Schöne Herbstbotinnen

Der eine oder die andere wird es schon bemerkt haben: Sommer ist nicht mein Ding. Ich mag die Hitze nicht. Jetzt aber wird es besser, der Herbst naht. Das sagen nicht nur die Wettermenschen im Fernsehen und am Radio. Nein, auch die häufiger werdenden Bodennebel, die kühleren Nächte und der Kater, der plötzlich wieder entdeckt, dass es drinnen auch ganz gemütlich sein kann, deuten darauf hin, dass die grösste Hitze für dieses Jahr überstanden sein dürfte. Bei aller Liebe zum Nebel und vor allem zum Kater: Die schönsten Herbstboten sind sie für mich nicht. Das sind eindeutig die Dahlien. Sie stehen jetzt in voller Blüte, entfalten ihre ganze Farbenpracht und Formenvielfalt.

Ursprünglich stammen die Schönheiten aus Mexiko und von der Hochebene Guatemalas. Obwohl von ihrer Herkunft her auf Hitze und viel Sonne ausgerichtet, gedeihen sie auch im Halbschatten. Eventuell ein paar Tage später als die licht- und wärmeverwöhnten Kolleginnen etwas weiter vorne im Garten, aber das macht ja nichts. Erst vor 200 Jahren startete die Dahlie übrigens ihren Siegeszug in Europa – und sie ist gut unterwegs, schätzt man heute doch zwischen 20 000 und 30 000 Sorten auf der ganzen Welt.

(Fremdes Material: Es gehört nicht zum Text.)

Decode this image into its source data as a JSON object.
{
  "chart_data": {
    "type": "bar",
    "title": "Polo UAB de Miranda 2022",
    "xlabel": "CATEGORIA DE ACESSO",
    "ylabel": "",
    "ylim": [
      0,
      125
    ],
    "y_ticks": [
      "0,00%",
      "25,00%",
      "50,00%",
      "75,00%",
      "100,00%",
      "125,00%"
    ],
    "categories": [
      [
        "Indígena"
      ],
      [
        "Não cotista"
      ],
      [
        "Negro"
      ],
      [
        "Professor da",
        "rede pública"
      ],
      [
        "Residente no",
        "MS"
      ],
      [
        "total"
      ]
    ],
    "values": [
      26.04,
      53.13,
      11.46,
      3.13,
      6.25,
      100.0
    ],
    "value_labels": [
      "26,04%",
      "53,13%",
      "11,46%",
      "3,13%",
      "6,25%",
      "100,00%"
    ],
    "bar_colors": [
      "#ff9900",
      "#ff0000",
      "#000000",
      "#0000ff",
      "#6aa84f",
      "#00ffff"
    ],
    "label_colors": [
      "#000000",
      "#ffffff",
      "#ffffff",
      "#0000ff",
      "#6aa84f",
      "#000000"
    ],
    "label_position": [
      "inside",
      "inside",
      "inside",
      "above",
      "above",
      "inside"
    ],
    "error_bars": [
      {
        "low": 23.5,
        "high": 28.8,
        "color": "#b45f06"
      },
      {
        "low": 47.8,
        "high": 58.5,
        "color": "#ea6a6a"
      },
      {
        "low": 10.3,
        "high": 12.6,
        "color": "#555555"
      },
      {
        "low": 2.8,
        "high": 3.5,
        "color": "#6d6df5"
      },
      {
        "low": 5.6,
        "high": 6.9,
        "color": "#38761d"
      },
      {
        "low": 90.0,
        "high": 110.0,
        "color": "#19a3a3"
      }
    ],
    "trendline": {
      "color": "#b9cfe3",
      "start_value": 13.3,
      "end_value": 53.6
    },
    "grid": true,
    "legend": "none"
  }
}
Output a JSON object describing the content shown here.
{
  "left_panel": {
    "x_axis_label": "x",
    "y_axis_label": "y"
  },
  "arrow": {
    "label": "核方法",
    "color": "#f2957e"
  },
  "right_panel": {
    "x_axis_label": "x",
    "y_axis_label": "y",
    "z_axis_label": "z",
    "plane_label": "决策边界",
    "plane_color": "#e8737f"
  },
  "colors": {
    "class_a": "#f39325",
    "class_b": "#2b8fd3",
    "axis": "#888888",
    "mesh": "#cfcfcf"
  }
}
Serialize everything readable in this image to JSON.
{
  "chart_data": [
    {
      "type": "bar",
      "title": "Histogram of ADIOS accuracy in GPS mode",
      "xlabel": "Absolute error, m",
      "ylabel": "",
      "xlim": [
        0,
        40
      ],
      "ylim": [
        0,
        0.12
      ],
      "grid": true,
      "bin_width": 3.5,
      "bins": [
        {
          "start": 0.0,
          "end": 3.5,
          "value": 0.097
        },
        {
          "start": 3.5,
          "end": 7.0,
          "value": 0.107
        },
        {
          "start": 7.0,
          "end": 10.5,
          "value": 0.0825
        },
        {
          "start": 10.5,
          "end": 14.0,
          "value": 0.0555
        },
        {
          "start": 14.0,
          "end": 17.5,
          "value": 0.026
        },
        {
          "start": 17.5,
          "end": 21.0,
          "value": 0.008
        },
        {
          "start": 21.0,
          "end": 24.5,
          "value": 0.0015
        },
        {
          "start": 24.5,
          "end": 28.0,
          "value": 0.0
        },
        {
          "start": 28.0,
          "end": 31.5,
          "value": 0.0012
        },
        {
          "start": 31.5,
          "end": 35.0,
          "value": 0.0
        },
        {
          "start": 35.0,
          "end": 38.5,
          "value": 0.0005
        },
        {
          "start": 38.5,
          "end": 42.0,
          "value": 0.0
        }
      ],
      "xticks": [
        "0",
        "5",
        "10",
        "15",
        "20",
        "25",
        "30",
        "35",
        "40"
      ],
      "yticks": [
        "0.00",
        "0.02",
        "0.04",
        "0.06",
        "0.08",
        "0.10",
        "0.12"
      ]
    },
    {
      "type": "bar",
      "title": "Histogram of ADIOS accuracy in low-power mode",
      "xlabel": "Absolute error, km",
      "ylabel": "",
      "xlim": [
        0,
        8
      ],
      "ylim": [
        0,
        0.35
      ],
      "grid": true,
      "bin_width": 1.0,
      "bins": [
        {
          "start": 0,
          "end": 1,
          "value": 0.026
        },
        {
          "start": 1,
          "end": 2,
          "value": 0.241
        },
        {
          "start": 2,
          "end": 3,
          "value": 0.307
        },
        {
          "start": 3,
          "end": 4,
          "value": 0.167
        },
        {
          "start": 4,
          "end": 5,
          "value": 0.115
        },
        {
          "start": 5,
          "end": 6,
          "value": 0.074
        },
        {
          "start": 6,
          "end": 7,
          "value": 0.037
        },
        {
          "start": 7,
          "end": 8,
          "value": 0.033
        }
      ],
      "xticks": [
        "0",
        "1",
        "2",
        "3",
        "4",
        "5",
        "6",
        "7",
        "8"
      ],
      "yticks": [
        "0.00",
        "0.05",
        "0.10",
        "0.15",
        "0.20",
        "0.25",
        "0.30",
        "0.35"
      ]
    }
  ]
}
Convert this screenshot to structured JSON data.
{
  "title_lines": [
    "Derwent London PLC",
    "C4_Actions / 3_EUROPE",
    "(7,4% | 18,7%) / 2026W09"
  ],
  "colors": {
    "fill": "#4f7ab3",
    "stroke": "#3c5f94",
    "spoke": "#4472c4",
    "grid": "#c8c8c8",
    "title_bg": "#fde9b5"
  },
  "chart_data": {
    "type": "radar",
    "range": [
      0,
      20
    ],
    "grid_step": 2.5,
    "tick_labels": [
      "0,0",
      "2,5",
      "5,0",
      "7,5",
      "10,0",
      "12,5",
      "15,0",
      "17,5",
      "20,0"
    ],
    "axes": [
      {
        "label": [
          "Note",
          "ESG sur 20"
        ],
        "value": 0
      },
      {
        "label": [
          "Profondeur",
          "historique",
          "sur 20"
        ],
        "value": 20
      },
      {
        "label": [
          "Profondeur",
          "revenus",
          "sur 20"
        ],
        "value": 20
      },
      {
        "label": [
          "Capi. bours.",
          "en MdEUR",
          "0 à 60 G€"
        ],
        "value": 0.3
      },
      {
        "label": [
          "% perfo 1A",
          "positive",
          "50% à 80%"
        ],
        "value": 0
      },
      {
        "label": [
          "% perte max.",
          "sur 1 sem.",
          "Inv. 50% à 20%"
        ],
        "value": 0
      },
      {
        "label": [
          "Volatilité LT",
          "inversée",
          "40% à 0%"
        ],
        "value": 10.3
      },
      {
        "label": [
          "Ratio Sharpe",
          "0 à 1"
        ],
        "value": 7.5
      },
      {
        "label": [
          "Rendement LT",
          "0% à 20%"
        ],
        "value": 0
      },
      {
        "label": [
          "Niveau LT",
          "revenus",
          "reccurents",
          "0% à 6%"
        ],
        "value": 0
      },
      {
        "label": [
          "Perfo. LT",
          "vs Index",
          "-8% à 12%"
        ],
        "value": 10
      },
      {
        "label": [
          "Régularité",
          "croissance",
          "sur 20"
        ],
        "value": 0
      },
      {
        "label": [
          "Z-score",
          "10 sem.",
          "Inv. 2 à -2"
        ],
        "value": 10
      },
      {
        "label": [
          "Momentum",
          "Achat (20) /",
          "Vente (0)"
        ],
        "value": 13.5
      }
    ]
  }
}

Das lernt, wer sich auf www.nabu.de über die Pflanzen informiert.

Natürlich möchte ich, dass die Dahlien stets gepflegt und sauber herausgeputzt erscheinen. Doch manchmal ist es besser, den eigenen Ordnungsdrang ein bisschen zu zügeln. Wenn die Dahlien in unseren Augen nicht mehr schön sind, werden sie für Hummeln und Bienen nämlich erst interessant – ihnen dienen die Blüten jetzt als Nahrungsquelle. Bei der Recherche zu diesem Beitrag habe ich übrigens gelernt, dass vor allem die nicht gefüllten Dahlien ergiebig seien für die Insekten. Das ist sehr gut: So habe ich einen guten Grund, nächsten Frühling ein paar neue Exemplare zu kaufen.

2 Kommentare zu «Schöne Herbstbotinnen»

  • Jürg Brechbühl sagt:

    Leider werden meine Dahlien immer von den Mäusen gefressen. Mir gefallen die Blumen. Der Geruch des Krautes ist mir zuwider.

  • Jürg Brechbühl sagt:

    Noch zum Artikel selber: So ein ganz kleines bisschen botanische Fachkenntnis würde einer gärtnenrden Journalistin nicht schlecht anstehen, auch wenn sich Journalisten heutzutage fast zwanghaft auf fehlende Sachkenntnis kaprizieren.
    Eine gefüllte Blume ist gefüllt, weil die Staubblätter mit Blütenblättern ersetzt werden. Folglich hat sie keinen Pollen und folglich gibt es für bestäubende Insekten keinen Blütenstaub zu holen. Das ist ziemlich banaler Sachverhalt, für den man nicht wirklich recherchieren müssen sollte.